A public experimental subset will be released :https://zenodo.org/records/17800805.
<del>To request full dataset access for academic collaboration, please contact:</del>
yangruoyu@whu.edu.cn
Note: The dataset is currently under organization and is not publicly available. For collaboration inquiries, please feel free to contact us via email.
2.1 Download & Organize Raw Data
mkdir -p ./data
# Place Umbra / Capella raw tiles into ./data
2.2 Patch Extraction
Extract 1024 × 1024 training patches:
python ./data/split_patch.py
After extraction:
data/
├── Capella_patches/
│ ├── rgb/
│ └── sar/
└── Umbra_patches/
├── rgb/
└── sar/
rgb/: optical patchessar/: SAR patches
3. Launching Pretraining
Example commands for 8×GPU single-node training using torchrun.
3.1 MaRS-Base
CUDA_VISIBLE_DEVICES=0,1,2,3,4,5,6,7 \
torchrun \
--nproc-per-node=8 \
--nnodes=1 --node_rank=0 \
--master_addr=localhost --master_port=12345 \
main_pretrain.py \
--model mars_base \
--batch_size 16 \
--num_workers 8 \
--output_dir ./work_dirs/mars_base \
--log_dir ./work_dirs/mars_base \
--epochs 12 \
--warmup_epochs 1
3.2 MaRS-Large
CUDA_VISIBLE_DEVICES=0,1,2,3,4,5,6,7 \
torchrun \
--nproc-per-node=8 \
--nnodes=1 --node_rank=0 \
--master_addr=localhost --master_port=12345 \
main_pretrain.py \
--model mars_large \
--batch_size 12 \
--num_workers 8 \
--output_dir ./work_dirs/mars_large \
--log_dir ./work_dirs/mars_large \
--epochs 12 \
--warmup_epochs 1
4. Converting MaRS Weights to Swin Format
To make MaRS weights directly loadable by SwinTransformer (and timm), convert them via:
python utils/convert_mars_checkpoints_to_swin.py
The released weights have already undergone this conversion.
📕 Downtasks Dataset
GUSO:Multi-modality Paired High-resolution Remote Sensing Dataset. [Under review]

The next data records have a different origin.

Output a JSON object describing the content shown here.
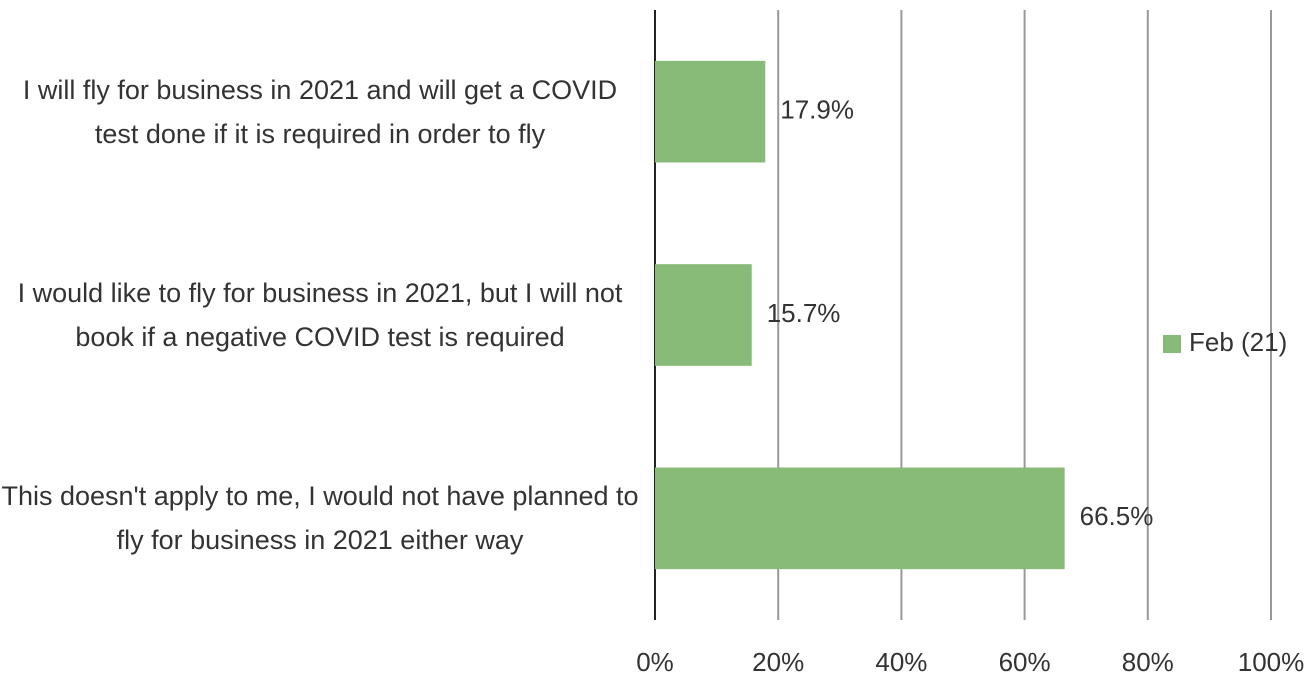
{
  "chart_data": {
    "type": "barh",
    "categories": [
      "I will fly for business in 2021 and will get a COVID test done if it is required in order to fly",
      "I would like to fly for business in 2021, but I will not book if a negative COVID test is required",
      "This doesn't apply to me, I would not have planned to fly for business in 2021 either way"
    ],
    "series": [
      {
        "name": "Feb (21)",
        "color": "#88bb77",
        "values": [
          17.9,
          15.7,
          66.5
        ],
        "value_labels": [
          "17.9%",
          "15.7%",
          "66.5%"
        ]
      }
    ],
    "xlim": [
      0,
      100
    ],
    "xticks": [
      {
        "value": 0,
        "label": "0%"
      },
      {
        "value": 20,
        "label": "20%"
      },
      {
        "value": 40,
        "label": "40%"
      },
      {
        "value": 60,
        "label": "60%"
      },
      {
        "value": 80,
        "label": "80%"
      },
      {
        "value": 100,
        "label": "100%"
      }
    ],
    "grid": true,
    "legend": "right"
  }
}
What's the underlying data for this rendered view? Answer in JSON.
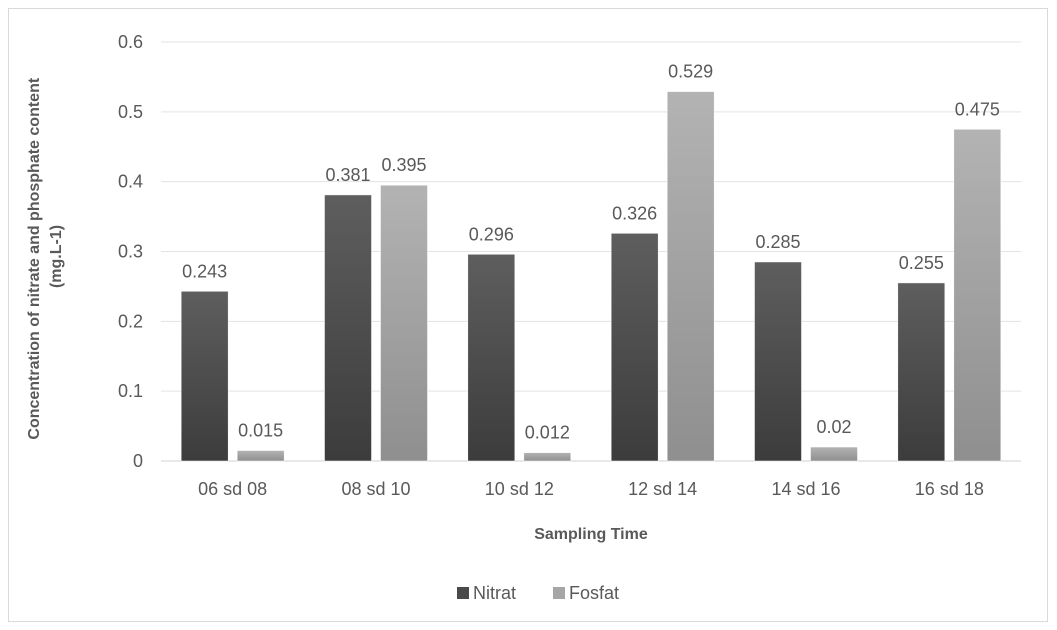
{
  "chart_data": {
    "type": "bar",
    "categories": [
      "06 sd 08",
      "08 sd 10",
      "10 sd 12",
      "12 sd 14",
      "14 sd 16",
      "16 sd 18"
    ],
    "series": [
      {
        "name": "Nitrat",
        "values": [
          0.243,
          0.381,
          0.296,
          0.326,
          0.285,
          0.255
        ],
        "color": "#4a4a4a"
      },
      {
        "name": "Fosfat",
        "values": [
          0.015,
          0.395,
          0.012,
          0.529,
          0.02,
          0.475
        ],
        "color": "#a6a6a6"
      }
    ],
    "data_labels": [
      [
        "0.243",
        "0.381",
        "0.296",
        "0.326",
        "0.285",
        "0.255"
      ],
      [
        "0.015",
        "0.395",
        "0.012",
        "0.529",
        "0.02",
        "0.475"
      ]
    ],
    "xlabel": "Sampling Time",
    "ylabel": "Concentration of nitrate and phosphate content (mg.L-1)",
    "ylabel_lines": [
      "Concentration of nitrate and phosphate content",
      "(mg.L-1)"
    ],
    "ylim": [
      0,
      0.6
    ],
    "yticks": [
      "0",
      "0.1",
      "0.2",
      "0.3",
      "0.4",
      "0.5",
      "0.6"
    ],
    "grid": true,
    "legend_position": "bottom"
  }
}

EarthMiss: Missing Modality Land Cover Mapping. Download
DFC25-T2: multimodal VHR dataset for all-weather disaster response. Download
SARDet-100k: SAR Modality Object Detection Dataset. Download
UBC-V2: Multi-modality High-resolution Remote Sensing Building Detection Dataset. Download
UBC: Multi-modality High-resolution Remote Sensing Building Height Estimation Dataset. Download
WHU-CD: High-resolution Remote Sensing Change Detection Dataset. Download
DeepGlobe: High-resolution Remote Sensing Road Extraction Dataset. Download
📖 Citation
If you find MaRS useful in your research, please cite:
@inproceedings{yang2026mars,
title={MaRS: A Multi-Modality Very-High-Resolution Remote Sensing Foundation Model with Cross-Granularity Meta-Modality Learning},
author={Ruoyu Yang and Yinhe Liu and Heng Yan and Yiheng Zhou and Yihan Fu and Han Luo and Yanfei Zhong},
booktitle={AAAI Conference on Artificial Intelligence},
year={2026}
}
© Copyright & Usage
This method is copyrighted by the Intelligent Remote Sensing Data Extraction, Analysis and Application Research Group (RSIDEA)
http://rsidea.whu.edu.cn/
affiliated with the State Key Laboratory of Information Engineering in Surveying, Mapping and Remote Sensing (LIESMARS), Wuhan University.
MaRS is released strictly for academic research purposes.